We’re given exactly two reasons to suspect that Robert is a decent guy. One: He’s played by Chris Pine, who radiates a simple and clear-eyed goodness that “Outlaw King” uses as an excuse not to develop the character any further (a fatal mistake in a movie that wants to privilege a single man at the expense of several myths). And two: Because he doesn’t force Elizabeth to have sex with him on their wedding night. As the film will later suggest, the standards of chivalry were a bit lower back then. Also — as the film will suggest during the scene in which Robert and Elizabeth do finally consummate their marriage — foreplay may not have been invented yet.
Crowned Robert I by what’s left of the Scottish church, the outlaw king sets about trying to unify a splintered country. He acquires a dozen allies in the process of doing so, each one of whom demands his own episode. There’s James Douglas (a feral Aaron Taylor-Johnson), who’s defined by his flair for stabbing people really fast with a sword, and a subplot in which he retakes his family castle. There’s Angus Macdonald (Tony Curran), the token redhead who acts all tough and yells about freedom. There are several other characters — some of them probably also have names.
All of these people are jumbled into various skirmishes against the English, and while the battle scenes between them are often flecked with striking images (including a memorable shot of knights on horseback chasing a boat into the sea), the film does a spectacularly poor job of contextualizing them in the greater conflict, or anchoring them to any particular dramatic purpose. At one point, “Outlaw King” flirts with wartime ethics, and questions the nobility of playing fair against a dirty opponent. When the English go low, the Scottish have to sink to similar depths in order to stand a chance.
Alas, even in a movie so drawn out that it feels like watching the Wars of Scottish Independence in real time, there simply isn’t time to develop such ideas into something more than a passing thought. There are far too many characters to flesh out on both sides of the fight, and Prince Edward is the only one who gets his due (perhaps because Howle’s performance is so dense with impotent rage that Mackenzie couldn’t help but hone in on it). In a production with such a robust budget, it’s a shame that the script can’t afford everyone the time to justify their presence.

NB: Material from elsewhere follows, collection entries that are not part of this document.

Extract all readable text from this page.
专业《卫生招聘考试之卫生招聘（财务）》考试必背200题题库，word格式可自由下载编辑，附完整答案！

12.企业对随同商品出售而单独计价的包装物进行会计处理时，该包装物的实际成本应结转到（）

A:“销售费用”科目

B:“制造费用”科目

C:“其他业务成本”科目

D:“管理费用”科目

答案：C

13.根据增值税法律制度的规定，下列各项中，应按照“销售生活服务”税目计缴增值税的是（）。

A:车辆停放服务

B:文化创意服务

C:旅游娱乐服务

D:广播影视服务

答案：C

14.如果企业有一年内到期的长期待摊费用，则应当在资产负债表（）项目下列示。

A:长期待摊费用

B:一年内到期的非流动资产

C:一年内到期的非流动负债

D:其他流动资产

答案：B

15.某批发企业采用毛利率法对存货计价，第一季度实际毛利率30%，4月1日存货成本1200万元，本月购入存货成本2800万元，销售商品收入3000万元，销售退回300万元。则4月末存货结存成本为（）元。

The craft on display is often as undeniable as the cast that Mackenzie has assembled to bring it all to life, but “Outlaw King” is a moribund piece of storytelling. It’s too big to be an intimate portrait of a reluctant leader, and not big enough to effectively contextualize that leader’s role in the war he was born to fight. The blood flows like wine (even if much of it comes from horses), but precious little of it is spilled to productive ends. And while Robert the Bruce is a real man, and a good man at that, he’s just not a very interesting one. You believe in him more than you do his struggle. For all of its vanity and mythicism, that’s not something you could ever say about “Braveheart.” And that’s why that film works as a sweeping war drama, and this one doesn’t even come close.
“Outlaw King” premiered at the 2018 Toronto International Film Festival. It will be available to stream on Netflix on November 9th.